Rudolphsplatz in Marburg

Stadteingang Marburg

Stadteingang Marburg

1. Preis

Ferdinand Heide Architekt

Architektur

TOPOS Stadtplanung Landschaftsplanung Stadtforschung

Stadtplanung / Städtebau

Erläuterungstext

Leitidee

Mit der Neugestaltung des Rudolphplatzes und der Sanierung der Weidenhäuser Brücke kann eine signifikante Neugestaltung des Stadteingangs einhergehen. Die historische Situation ist infolge der veränderten Verkehrssituation nicht durch eine „kritische Rekonstruktion“ wieder herstellbar, jedoch kann durch eine neue Platzge¬staltung in Kombination mit einem repräsentativen Neubau für die Stadtbücherei eine außergewöhnliche stadträumliche Qualität geschaffen werden.

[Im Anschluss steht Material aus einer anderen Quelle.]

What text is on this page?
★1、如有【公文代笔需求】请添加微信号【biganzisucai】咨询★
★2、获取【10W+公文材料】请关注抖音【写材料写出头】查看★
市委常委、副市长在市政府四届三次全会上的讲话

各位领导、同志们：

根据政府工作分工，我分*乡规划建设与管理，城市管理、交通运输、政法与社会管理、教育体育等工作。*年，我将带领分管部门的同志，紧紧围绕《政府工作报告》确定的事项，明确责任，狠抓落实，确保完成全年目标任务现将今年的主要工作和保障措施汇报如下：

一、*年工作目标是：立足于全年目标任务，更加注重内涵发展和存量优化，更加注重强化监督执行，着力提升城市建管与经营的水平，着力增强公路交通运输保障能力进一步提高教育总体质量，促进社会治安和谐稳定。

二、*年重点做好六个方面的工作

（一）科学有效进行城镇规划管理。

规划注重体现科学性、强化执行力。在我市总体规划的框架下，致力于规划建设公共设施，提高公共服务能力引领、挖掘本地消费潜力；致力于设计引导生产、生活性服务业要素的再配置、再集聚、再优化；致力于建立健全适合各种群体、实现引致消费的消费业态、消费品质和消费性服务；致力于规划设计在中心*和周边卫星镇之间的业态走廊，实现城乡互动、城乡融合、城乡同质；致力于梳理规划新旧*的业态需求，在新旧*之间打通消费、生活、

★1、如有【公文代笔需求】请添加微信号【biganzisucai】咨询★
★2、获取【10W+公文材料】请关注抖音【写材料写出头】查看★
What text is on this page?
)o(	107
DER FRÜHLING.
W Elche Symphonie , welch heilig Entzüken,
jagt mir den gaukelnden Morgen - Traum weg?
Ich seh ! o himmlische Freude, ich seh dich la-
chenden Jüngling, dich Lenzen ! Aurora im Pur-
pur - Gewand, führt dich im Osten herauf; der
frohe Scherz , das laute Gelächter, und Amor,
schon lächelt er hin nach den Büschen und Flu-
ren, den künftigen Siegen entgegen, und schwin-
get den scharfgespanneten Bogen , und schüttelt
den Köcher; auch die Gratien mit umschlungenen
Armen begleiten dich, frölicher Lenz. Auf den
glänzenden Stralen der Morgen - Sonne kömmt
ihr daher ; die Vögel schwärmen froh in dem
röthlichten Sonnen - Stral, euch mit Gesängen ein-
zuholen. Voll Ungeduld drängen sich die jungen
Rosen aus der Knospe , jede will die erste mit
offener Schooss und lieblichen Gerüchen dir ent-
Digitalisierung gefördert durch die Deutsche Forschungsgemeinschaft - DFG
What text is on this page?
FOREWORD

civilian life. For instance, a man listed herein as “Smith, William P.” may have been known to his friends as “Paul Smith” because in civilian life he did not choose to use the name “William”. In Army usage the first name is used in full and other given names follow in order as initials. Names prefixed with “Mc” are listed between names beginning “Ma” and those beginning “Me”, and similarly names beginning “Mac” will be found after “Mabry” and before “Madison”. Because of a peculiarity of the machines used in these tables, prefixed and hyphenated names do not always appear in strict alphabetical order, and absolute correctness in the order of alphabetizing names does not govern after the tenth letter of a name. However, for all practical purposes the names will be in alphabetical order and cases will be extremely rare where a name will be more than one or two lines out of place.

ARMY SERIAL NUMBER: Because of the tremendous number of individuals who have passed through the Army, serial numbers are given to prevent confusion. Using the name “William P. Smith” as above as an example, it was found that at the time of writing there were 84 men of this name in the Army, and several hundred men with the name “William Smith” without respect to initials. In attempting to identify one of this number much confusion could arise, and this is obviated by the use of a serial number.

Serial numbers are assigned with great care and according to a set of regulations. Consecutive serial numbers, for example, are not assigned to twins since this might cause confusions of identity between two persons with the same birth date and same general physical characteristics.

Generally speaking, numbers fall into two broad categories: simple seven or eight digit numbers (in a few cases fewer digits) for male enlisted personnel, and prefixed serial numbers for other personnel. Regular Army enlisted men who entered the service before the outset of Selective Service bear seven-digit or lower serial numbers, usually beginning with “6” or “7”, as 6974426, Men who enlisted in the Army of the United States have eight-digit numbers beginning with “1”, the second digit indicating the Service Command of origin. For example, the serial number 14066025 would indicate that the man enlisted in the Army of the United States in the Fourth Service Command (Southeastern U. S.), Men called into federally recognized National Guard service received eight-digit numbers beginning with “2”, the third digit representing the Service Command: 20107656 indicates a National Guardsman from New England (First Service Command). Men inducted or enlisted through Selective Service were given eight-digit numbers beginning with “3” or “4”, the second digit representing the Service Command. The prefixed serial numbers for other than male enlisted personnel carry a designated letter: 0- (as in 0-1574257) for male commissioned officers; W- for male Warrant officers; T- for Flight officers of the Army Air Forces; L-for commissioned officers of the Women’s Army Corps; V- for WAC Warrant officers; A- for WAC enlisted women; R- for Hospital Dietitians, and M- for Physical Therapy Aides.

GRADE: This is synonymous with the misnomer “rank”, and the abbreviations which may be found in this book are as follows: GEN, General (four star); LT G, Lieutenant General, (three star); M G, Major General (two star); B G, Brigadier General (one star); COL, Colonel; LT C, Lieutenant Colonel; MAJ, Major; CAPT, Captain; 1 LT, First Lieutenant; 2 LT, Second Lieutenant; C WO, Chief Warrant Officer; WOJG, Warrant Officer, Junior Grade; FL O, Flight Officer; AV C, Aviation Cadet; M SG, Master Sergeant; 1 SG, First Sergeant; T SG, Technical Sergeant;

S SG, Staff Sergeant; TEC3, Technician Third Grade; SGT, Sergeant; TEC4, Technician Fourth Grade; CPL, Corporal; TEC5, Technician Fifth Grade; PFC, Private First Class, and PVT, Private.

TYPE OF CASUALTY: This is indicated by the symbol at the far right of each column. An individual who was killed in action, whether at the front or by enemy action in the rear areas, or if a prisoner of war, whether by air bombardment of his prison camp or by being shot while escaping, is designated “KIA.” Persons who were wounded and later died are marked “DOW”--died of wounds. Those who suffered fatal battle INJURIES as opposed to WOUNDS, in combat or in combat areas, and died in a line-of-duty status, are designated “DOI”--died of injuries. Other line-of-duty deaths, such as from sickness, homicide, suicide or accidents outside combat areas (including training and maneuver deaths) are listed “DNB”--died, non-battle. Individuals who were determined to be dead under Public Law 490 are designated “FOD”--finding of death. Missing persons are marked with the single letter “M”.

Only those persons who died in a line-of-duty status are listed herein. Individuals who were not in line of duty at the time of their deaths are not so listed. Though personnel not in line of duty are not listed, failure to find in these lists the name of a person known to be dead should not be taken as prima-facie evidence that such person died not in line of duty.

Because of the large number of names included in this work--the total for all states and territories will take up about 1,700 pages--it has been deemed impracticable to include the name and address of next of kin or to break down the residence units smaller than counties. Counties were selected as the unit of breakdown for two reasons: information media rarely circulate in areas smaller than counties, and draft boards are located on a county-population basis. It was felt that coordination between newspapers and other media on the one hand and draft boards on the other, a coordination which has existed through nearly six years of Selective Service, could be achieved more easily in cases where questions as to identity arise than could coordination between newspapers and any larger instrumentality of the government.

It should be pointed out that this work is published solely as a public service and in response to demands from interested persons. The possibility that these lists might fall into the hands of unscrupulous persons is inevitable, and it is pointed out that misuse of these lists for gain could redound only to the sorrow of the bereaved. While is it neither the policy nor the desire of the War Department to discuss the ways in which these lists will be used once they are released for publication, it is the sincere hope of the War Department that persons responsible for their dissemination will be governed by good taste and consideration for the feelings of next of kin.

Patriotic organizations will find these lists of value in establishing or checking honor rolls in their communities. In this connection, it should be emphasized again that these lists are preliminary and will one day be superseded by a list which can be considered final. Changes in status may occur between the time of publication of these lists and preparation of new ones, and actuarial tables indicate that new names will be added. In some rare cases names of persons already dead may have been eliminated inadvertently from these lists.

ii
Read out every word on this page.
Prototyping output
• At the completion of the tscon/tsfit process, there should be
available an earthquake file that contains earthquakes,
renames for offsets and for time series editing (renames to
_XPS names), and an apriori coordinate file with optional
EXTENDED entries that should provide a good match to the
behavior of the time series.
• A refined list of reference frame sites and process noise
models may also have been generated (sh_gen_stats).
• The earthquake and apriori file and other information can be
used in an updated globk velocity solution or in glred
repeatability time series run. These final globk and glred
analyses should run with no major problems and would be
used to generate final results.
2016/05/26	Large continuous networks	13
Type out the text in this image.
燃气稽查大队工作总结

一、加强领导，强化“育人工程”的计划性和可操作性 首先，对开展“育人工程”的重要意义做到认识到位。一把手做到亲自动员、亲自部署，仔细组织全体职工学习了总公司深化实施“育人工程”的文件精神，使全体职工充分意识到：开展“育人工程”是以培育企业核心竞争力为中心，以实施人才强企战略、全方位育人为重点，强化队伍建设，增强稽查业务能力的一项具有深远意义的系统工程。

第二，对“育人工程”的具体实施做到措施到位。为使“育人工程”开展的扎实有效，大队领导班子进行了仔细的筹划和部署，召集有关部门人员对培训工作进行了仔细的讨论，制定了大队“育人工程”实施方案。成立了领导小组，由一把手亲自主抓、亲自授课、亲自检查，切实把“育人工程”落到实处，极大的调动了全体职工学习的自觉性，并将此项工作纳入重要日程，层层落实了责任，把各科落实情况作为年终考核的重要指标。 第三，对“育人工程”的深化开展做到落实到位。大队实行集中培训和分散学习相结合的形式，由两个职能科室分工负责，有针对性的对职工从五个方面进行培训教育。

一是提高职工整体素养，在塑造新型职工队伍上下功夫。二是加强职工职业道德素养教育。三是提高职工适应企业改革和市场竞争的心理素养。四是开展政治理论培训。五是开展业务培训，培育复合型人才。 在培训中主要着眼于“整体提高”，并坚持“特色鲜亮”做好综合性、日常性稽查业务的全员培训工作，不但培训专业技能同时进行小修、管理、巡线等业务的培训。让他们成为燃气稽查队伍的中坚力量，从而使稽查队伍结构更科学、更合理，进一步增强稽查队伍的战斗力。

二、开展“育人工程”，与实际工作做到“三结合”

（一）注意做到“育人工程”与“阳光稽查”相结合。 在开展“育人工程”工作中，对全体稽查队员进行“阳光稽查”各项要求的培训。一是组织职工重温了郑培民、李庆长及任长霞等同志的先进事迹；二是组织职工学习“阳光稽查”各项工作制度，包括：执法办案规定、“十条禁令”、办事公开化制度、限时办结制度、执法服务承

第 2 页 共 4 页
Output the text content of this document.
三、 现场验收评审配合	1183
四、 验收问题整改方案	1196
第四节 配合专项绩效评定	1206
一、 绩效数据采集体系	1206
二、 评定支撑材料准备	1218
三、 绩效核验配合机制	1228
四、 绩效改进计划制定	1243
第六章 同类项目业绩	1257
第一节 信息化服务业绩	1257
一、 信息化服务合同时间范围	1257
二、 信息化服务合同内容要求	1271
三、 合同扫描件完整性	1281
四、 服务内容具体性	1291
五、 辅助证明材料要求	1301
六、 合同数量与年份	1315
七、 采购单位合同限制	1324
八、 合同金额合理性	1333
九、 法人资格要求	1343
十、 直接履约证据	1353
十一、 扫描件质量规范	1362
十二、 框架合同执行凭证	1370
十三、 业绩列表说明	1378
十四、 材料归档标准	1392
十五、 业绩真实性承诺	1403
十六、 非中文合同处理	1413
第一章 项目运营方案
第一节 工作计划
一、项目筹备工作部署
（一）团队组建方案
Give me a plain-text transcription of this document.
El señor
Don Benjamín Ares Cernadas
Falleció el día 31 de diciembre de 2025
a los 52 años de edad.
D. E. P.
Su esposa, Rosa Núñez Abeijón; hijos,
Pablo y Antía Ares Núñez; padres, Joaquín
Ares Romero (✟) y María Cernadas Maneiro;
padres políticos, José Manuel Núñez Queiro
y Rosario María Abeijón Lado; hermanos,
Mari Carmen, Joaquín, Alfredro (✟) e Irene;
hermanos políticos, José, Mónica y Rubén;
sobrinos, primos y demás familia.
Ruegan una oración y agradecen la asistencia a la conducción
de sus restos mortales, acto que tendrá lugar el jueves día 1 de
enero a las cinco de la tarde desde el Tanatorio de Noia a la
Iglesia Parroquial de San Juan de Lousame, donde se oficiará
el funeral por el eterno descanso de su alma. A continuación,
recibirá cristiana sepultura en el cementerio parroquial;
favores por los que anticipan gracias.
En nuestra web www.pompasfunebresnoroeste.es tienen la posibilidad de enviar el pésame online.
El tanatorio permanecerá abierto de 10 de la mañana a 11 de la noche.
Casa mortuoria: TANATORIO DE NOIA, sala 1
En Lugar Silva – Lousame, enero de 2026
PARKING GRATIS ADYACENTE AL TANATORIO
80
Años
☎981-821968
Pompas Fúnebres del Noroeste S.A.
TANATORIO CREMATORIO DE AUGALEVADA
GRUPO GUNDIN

Die schönen kraftvollen Bestandsgebäude, die den Stadtraum begrenzen, der Zugang zur Oberstadt und das Lahnufer sind eine hervorragende Grundlage für die Stärkung und Akzentuierung der stadträumlichen Situation: Wir schlagen vor, einen Baukörper so neben dem stadtseitigen Brückenkopf zu platzieren, dass zusammen mit dem Mühlengebäude ein „Stadteingang“ entsteht, der nicht nur die Kante zwischen Stadt und Fluss thematisiert, sondern vor allem einen spannungsreichen Auftakt zur Stadtmitte darstellt.
Das „Brückenhaus“ findet als Eingangsbauwerk der Bücherei und als „Veranstaltungshaus“ eine ideale öffentliche Nutzung. Baulich ist es eine Einheit mit einem Sockelbau, der die Kante zwischen dem Lahnufer und dem Platzniveau bildet und der eine bauliche Klammer zum Gebäude der Volksbank herstellt. Das ohnehin schon imposante Gebäude wird in seiner Struktur dadurch gestärkt, dass an seiner südlichen Brandwand ein viergeschossiger Flügel angebaut wird, der das Volumen u-förmig ergänzt. Dieser Anbau nimmt auf fünf Geschossebenen die Sachliteratur und die Verwaltung der Bücherei auf, während in dem Sockel die publikumsträchtigen Bereiche Belletristik, Jugendliteratur, Zeitschriften und Medien untergebracht sind. Die besondere räumliche Qualität der Stadtbücherei liegt in ihrer offenen Gestaltung und den Blickbeziehungen zur Lahn, zur Weidenhäuser Brücke und gleichermaßen zurück zur Stadt über den verglasten „Oberlichtsaal“.
Die Neubauten – vor allem das Brückenhaus – spielen in einer zeitgemäßen Interpretation mit dem Archetyp des Hauses, das glücklicherweise die Stadt Marburg an vielen Stellen noch prägt: Steinerne schwere Sockel, auskragende Obergeschosse, schlanke vertikale Fassaden, hohe Schiefer gedeckte Dächer... sollen in einer zeitgemäßen Konstruktion, Fügung und Sprache interpretiert werden.

Freiflächenkonzept

Das Konzept zur Freiflächengestaltung ist gleichsam mit der Entscheidung entstanden, den Stadteingang durch den Neubau eines öffentlichen Gebäudes – der Stadtbücherei – zu realisieren. Es basiert auf der Idee, zur Stadt einen urbanen befestigten Platzraum zu schaffen und zur Lahn eine bauliche Kante, die ausgewogen zwischen Zäsur und Transparenz vermittelt: Für die Transparenz und den räumlichen Bezug zur Lahn ist die Freitreppe neben dem Brückengebäude genauso von Bedeutung wie die transparente Oberlicht-Glaskonstruktion des Büchereisockels. Stadtauswärts bleibt der Blick in die gegenüberliegenden Lahnberge nahezu unverbaut vorhanden. Für die räumliche Zäsur und die Definition des Platzraumes wiederum ist die Treppenanlage von Bedeutung, die den Bibliothekssockel auf der Platzfläche markiert und die den Höhenunterschied zur Eingangsebene des BiP in der Volksbank abbildet.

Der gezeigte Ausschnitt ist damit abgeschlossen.